Quem puder, apareça - o seminário promete ser interessante. Quem não puder terá a chance de ler os anais do evento no site.

agosto 26, 2011

38. Mudanças no quadro religioso - um adendo

Um texto para ajudar a pensar essas transformações religiosas brasileiras é este artigo de Marcelo Camurça da UFJF: http://www.revistasusp.sibi.usp.br/pdf/revusp/n81/15.pdf

Essencialmente, até há poucas décadas a religiosidade brasileira foi marcada pela pluralidade religiosa e unidade institucional: quase todos se diziam católicos mas não excluíam o sincretismo nas crenças e a prática ocasional de outras religiões, como o kardecismo e as religiões afro. O que se vê recentemente é o surgimento de uma pluralidade de instituições - mais igrejas reivindicando a afiliação e identidade dos fiéis e competindo entre si.

Como resultado da competição, praticamente todos os grupos anteriormente estabelecidos têm se modificado (p. 179):

Dessa forma, alterações substantivas ocorrem no campo religioso, como por exemplo: no campo evangélico, o fato de as igrejas evangélicas clássicas modificarem-se litúrgica e doutrinariamente na direção (neo)pentecostal, para ficarem mais competitivas em relação aos neopentecostalismos; no campo católico, o papel da Renovação Carismática Católica buscando dar à Igreja mais visibilidade na esfera pública, através de técnicas emocionais, lúdicas e midiáticas, muito próximas dos pentecostais, adestrando a instituição a competir no mercado religioso, na conquista e preservação dos seus fiéis (Oro, 1996; Carranza, 1998; Machado, 1996; Prandi, 1997); no campo afro, o “abandono da ideia de ‘religião étnica’ e transformação do candomblé em religião universal, dessincretização (Prandi, 1991; Silva, 1995), tentativa de sua ‘purificação’ e ‘restauração’ na sua pureza, liberado de qualquer contaminação ‘católica’” (Sanchis, 1997, p. 108).
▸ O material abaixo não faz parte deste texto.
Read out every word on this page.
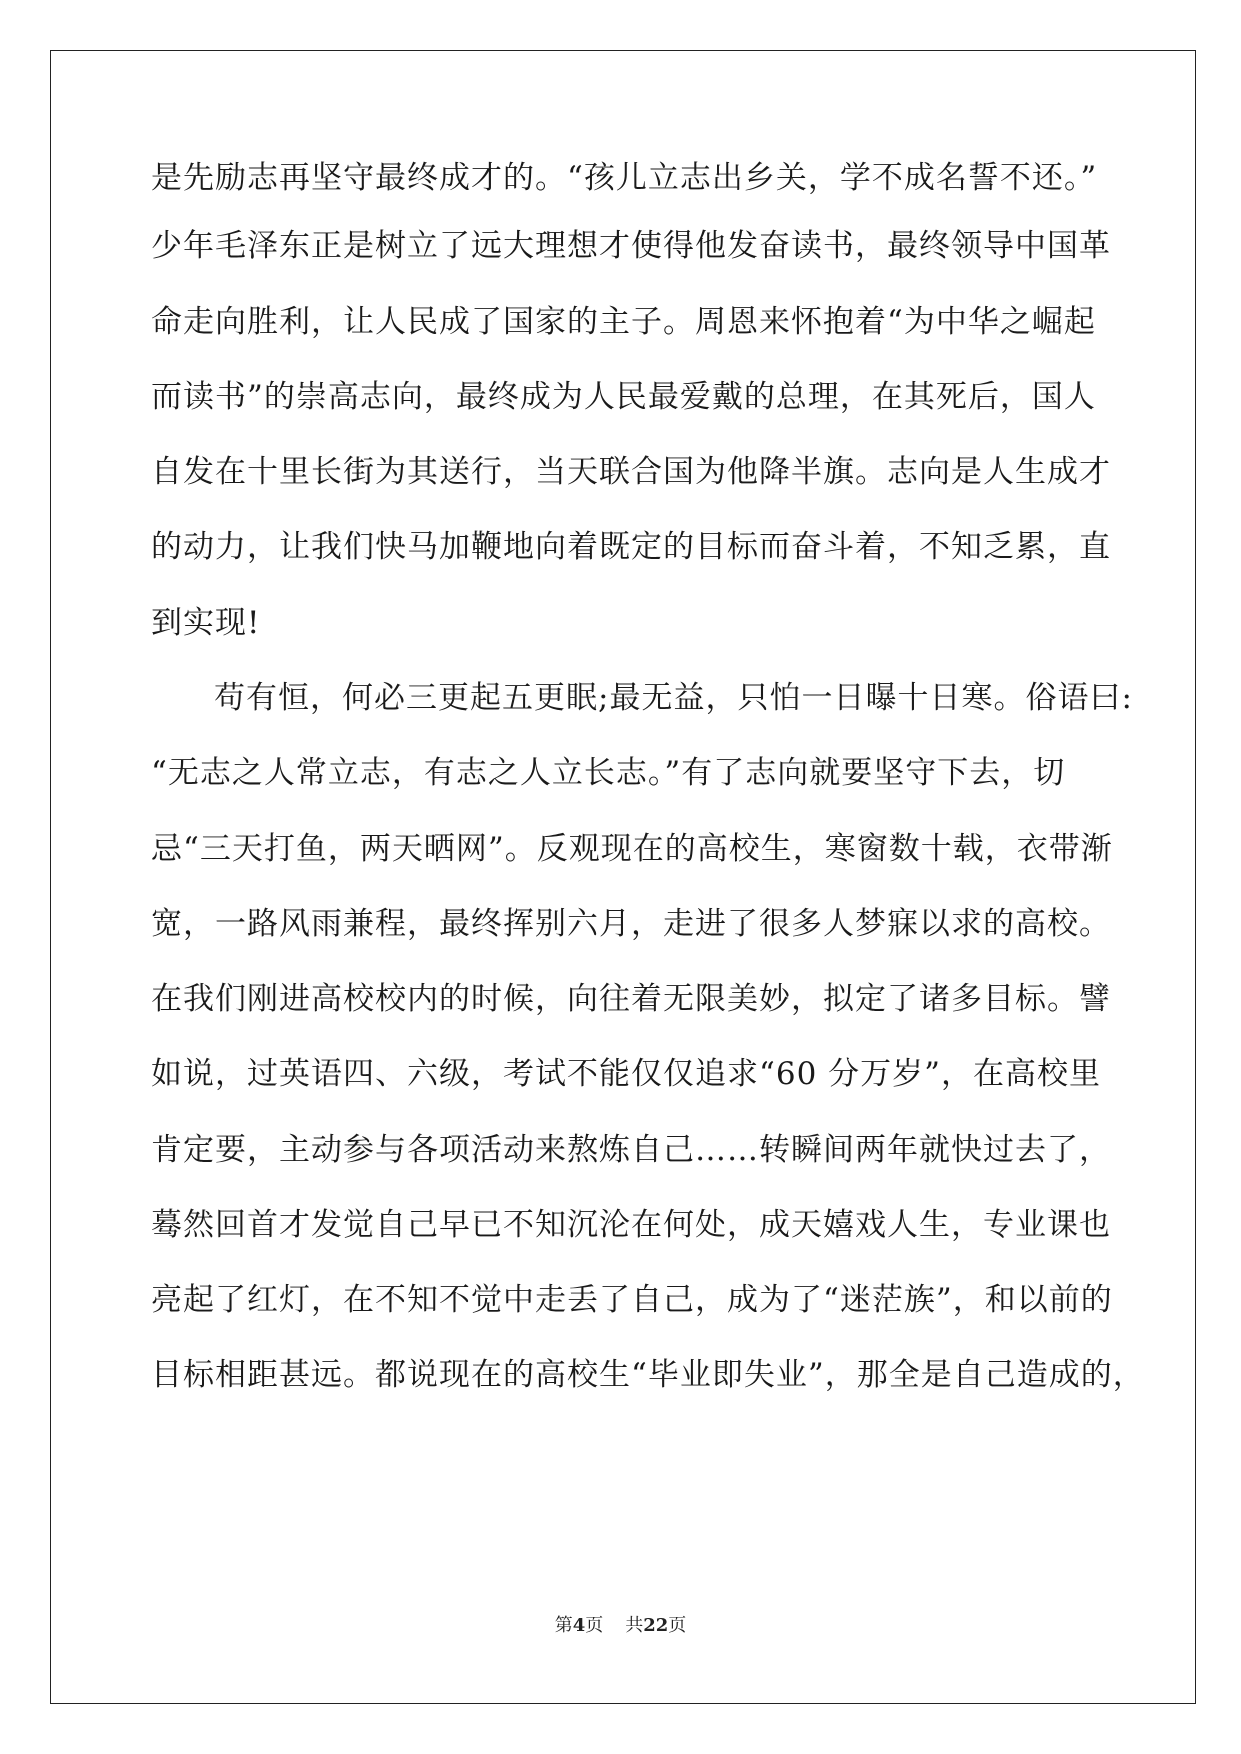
是先励志再坚守最终成才的。“孩儿立志出乡关，学不成名誓不还。”
少年毛泽东正是树立了远大理想才使得他发奋读书，最终领导中国革
命走向胜利，让人民成了国家的主子。周恩来怀抱着“为中华之崛起
而读书”的崇高志向，最终成为人民最爱戴的总理，在其死后，国人
自发在十里长街为其送行，当天联合国为他降半旗。志向是人生成才
的动力，让我们快马加鞭地向着既定的目标而奋斗着，不知乏累，直
到实现!
苟有恒，何必三更起五更眠;最无益，只怕一日曝十日寒。俗语曰:
“无志之人常立志，有志之人立长志。”有了志向就要坚守下去，切
忌“三天打鱼，两天晒网”。反观现在的高校生，寒窗数十载，衣带渐
宽，一路风雨兼程，最终挥别六月，走进了很多人梦寐以求的高校。
在我们刚进高校校内的时候，向往着无限美妙，拟定了诸多目标。譬
如说，过英语四、六级，考试不能仅仅追求“60 分万岁”，在高校里
肯定要，主动参与各项活动来熬炼自己……转瞬间两年就快过去了，
蓦然回首才发觉自己早已不知沉沦在何处，成天嬉戏人生，专业课也
亮起了红灯，在不知不觉中走丢了自己，成为了“迷茫族”，和以前的
目标相距甚远。都说现在的高校生“毕业即失业”，那全是自己造成的，
第4页 共22页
Por outro lado, o pentecostalismo, o recém-chegado que foi o principal responsável pelo estabelecimento da competição, também não permaneceu o mesmo, sofrendo a influência do tradicional sincretismo local (p. 180):

A capacidade mimética das igrejas neo-pentecostais, como a Igreja Universal do Reino de Deus, de conciliar um discurso exclusivista e intolerante em relação às outras religiões (catolicismo, espiritismo e afro-brasileiras) e ao mesmo tempo incorporar dimensões fundamentais dessas religiões à sua estrutura tem levado ao assombro os próprios evangélicos e pentecostais ditos históricos, como expressa esse manifesto da Associação Evangélica Brasileira (AEVB), ao discordar das “práticas
da Igreja Universal do Reino de Deus que apresentam elementos radicalmente contrários à fé evangélica e à melhor herança bíblica da Igreja Protestante e Pentecostal”. Em seguida listam essas práticas – que segundo eles destoam da orientação evangélica/pentecostal – e que são, na verdade, provenientes e características ora do catolicismo, ora do kardecismo, ora dos cultos afro-brasileiros:


“– A compra de indulgências (prática do catolicismo medieval), ou seja, a compra de sucesso através das intermináveis correntes da prosperidade que demandam do fiel que doe dinheiro em cada culto sob pena de não alcançar a bênção.
 

– A aceitação das nomenclaturas e identidades dos espíritos dos cultos afro-ameríndios (exemplo: pretos velhos, exus, pombas giras, etc.) como sendo entidades por aqueles cultos afirmadas. Os evangélicos creem na existência de tais espíritos, mas não reconhecem sua designação como sendo as dadas pelos cultos afro-ameríndios, ou seja, espíritos humanos desencarnados ou deuses primitivos, mas discerne-os, antes de tudo, como espíritos malignos ou demônios, conforme o Novo Testamento.
 

– O uso de elementos mágicos dos cultos e superstições populares do Brasil, entre eles, o sal grosso (para afastar maus espíritos), a rosa ungida (usada nos despachos e oferendas a Iemanjá), a água fluidificada (usada pelos credos espiritualistas a fim de trazer a imanência espiritual para o corpo humano), fitas e pulseiras especiais (semelhantes na sua designação às fitas do chamado Senhor do Bonfim), o ramo de arruda (usado para afastar coisas más) e uma quantidade enorme de apetrechos aos quais empresta supostos poderes espirituais que podem ser passados para seus usuários” (Vinde, 1996).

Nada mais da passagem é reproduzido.